Codex CLI is a local coding agent from OpenAI, installable via npm or Homebrew. It authenticates using ChatGPT subscription plans or an API key and supports features like slash commands, a sandbox environment, and automation via a GitHub Action and SDK. The tool is also configurable and supports the Model Context Protocol (MCP).

Show HN: Serve 100 Large AI models on a single GPU with low impact to TTFT

flashtensors is a high-performance inference engine designed to load LLMs from SSD to GPU VRAM up to 10x faster than standard loaders. This enables hosting and hot-swapping hundreds of models on a single GPU with cold starts under 5 seconds, even for 32B parameter models. The tool provides a CLI and an SDK with integration for backends like vllm, aiming to scale inference by usage rather than by the number of co-hosted models.

Show HN: DeepShot – NBA game predictor with 70% accuracy using ML and stats

DeepShot is an open-source NBA game predictor that uses an XGBoost model trained on historical data scraped from Basketball Reference. Its feature engineering relies on rolling statistics, particularly EWMA, to emphasize recent team performance and momentum. The project serves its predictions through a local web interface built with the NiceGUI framework.
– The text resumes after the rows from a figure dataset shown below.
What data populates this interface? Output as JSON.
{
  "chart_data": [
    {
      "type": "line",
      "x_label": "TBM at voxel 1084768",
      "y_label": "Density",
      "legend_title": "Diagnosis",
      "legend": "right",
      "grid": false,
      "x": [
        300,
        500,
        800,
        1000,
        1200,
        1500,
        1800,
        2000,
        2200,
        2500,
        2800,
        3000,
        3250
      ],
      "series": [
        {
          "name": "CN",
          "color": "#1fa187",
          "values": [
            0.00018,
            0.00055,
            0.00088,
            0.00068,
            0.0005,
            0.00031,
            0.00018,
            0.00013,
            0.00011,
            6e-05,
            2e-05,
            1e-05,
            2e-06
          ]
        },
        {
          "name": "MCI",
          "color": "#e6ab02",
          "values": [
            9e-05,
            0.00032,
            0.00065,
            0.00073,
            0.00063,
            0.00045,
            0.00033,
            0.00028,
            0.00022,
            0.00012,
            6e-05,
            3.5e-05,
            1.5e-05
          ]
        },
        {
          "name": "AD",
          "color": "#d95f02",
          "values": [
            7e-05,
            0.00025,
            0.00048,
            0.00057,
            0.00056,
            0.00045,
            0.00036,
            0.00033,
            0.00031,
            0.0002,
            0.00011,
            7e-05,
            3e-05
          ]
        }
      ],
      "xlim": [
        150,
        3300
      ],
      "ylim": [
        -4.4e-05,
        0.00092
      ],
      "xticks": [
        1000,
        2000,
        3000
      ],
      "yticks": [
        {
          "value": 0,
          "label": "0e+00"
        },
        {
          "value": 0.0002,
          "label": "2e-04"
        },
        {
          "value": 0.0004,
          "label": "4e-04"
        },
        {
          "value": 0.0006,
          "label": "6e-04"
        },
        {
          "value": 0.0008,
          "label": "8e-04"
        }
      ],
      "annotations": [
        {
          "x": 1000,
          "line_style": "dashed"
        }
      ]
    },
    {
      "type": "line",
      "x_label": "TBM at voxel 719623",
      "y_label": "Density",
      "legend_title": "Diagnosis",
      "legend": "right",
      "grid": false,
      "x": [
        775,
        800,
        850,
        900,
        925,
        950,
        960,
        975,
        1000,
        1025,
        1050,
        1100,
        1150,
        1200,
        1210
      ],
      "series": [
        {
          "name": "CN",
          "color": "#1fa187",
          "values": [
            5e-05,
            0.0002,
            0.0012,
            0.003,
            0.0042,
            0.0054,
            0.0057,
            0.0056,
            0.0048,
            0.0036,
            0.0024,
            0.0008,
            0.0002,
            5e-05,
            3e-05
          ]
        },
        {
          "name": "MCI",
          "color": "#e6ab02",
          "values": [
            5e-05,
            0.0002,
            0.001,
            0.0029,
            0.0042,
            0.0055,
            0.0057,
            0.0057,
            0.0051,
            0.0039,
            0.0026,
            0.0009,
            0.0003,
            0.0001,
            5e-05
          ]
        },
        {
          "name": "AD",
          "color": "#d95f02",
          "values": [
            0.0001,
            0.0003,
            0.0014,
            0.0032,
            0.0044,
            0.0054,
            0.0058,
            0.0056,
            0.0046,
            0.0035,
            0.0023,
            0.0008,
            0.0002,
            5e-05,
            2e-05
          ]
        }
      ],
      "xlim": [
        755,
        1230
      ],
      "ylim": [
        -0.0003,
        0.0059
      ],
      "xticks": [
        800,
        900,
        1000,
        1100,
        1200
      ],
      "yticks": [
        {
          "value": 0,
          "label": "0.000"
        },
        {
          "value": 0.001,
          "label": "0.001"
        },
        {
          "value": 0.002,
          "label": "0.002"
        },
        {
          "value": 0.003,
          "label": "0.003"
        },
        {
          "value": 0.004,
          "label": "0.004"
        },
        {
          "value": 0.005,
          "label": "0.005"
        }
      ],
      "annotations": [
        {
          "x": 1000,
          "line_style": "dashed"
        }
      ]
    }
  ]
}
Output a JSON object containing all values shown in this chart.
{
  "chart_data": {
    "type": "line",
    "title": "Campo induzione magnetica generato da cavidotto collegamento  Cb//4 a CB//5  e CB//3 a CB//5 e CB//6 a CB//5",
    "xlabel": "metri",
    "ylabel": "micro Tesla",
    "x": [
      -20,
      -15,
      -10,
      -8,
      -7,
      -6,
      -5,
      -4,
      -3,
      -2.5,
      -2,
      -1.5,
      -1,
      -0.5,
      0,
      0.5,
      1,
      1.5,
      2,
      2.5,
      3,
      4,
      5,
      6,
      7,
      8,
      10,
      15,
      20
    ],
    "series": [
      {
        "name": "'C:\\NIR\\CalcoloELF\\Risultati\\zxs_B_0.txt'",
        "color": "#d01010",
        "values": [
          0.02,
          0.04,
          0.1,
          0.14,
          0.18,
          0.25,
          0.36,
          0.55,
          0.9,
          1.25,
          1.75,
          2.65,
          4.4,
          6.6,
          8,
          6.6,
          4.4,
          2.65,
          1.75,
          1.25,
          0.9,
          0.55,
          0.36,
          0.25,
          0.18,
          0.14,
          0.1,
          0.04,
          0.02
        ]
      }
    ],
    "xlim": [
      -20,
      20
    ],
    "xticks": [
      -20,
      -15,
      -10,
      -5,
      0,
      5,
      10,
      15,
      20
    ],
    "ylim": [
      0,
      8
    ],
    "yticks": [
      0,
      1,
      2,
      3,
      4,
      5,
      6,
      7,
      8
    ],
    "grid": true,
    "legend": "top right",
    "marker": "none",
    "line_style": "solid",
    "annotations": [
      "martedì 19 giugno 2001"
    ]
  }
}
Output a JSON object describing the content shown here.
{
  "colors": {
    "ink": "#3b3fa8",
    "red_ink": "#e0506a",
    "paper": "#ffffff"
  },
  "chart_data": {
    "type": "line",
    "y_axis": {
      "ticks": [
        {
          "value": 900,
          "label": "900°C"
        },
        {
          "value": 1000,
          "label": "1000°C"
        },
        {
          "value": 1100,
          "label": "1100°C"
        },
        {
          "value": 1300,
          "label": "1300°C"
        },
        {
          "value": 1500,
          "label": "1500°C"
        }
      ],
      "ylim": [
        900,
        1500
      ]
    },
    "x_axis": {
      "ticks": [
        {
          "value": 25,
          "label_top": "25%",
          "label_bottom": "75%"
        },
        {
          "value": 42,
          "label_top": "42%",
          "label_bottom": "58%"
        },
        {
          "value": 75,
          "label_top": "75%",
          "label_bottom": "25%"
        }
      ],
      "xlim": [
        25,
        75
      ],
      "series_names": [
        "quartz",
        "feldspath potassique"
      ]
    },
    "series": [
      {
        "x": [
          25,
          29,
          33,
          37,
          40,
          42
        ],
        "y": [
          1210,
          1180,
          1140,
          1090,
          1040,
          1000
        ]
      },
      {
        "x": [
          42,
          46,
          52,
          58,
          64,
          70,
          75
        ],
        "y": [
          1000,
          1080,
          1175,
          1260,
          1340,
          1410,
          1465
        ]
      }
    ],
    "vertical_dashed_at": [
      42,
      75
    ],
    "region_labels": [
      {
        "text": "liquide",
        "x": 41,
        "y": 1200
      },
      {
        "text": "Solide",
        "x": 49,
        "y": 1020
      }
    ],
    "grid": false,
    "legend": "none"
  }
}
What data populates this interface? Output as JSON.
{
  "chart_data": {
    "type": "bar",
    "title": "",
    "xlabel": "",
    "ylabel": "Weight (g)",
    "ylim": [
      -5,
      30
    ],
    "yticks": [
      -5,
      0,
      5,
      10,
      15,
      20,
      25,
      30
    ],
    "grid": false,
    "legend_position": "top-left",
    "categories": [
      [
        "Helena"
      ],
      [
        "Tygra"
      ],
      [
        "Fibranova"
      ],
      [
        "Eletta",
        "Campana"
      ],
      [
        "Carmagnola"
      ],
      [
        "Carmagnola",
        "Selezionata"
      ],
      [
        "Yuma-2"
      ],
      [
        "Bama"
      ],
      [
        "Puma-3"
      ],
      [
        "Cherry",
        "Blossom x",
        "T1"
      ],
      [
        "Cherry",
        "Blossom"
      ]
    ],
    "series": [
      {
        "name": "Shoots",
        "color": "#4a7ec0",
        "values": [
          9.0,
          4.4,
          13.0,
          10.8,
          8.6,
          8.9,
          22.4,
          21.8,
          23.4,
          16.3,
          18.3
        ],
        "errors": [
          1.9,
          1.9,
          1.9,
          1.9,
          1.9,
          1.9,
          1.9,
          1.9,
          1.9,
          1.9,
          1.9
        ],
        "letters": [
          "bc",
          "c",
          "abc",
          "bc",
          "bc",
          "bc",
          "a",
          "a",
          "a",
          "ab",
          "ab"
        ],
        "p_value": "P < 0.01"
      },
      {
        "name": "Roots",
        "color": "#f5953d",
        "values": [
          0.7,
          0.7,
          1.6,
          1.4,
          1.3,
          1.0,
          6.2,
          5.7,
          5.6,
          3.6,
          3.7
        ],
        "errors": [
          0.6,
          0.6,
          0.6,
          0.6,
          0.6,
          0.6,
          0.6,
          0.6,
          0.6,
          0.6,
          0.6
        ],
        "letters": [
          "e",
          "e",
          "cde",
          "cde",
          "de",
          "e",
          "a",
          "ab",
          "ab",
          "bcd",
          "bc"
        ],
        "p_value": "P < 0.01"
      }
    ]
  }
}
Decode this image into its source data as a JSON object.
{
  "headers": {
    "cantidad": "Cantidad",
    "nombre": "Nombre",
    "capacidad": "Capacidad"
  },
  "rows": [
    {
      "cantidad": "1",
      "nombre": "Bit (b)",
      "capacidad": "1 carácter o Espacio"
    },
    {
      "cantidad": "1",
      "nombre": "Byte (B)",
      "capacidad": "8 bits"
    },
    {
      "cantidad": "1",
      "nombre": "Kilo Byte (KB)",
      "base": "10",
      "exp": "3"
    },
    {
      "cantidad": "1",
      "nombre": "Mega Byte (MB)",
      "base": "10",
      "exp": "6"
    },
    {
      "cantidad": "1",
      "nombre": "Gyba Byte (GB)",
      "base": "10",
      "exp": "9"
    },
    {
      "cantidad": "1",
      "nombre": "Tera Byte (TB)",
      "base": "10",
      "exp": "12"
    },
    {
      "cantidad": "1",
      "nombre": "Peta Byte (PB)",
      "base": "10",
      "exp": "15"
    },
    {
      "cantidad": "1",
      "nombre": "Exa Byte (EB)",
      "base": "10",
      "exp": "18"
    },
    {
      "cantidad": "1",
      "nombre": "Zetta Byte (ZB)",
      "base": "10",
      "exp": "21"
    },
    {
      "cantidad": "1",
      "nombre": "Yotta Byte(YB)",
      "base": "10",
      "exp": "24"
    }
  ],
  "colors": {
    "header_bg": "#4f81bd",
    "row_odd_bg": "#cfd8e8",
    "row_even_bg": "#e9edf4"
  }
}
Show HN: Allos – An open-source, LLM-agnostic agentic SDK for Python

Allos is an open-source, LLM-agnostic agentic SDK for building production-ready AI agents without vendor lock-in. It provides a unified interface to seamlessly switch between different providers like OpenAI, Anthropic, and local models using the same codebase. The framework includes a rich ecosystem of built-in tools for file operations and shell execution, along with features like automatic context management, session persistence, and fine-grained permissions.

AI powered stocks CLI tool

A command-line tool for stock portfolio tracking that fetches real-time data using the Alpha Vantage API. It leverages Groq's llama-3.3-70b-versatile LLM to generate AI-powered investment analysis. The tool also supports sending HTML reports via email and includes Docker support for containerized deployment and scheduled execution.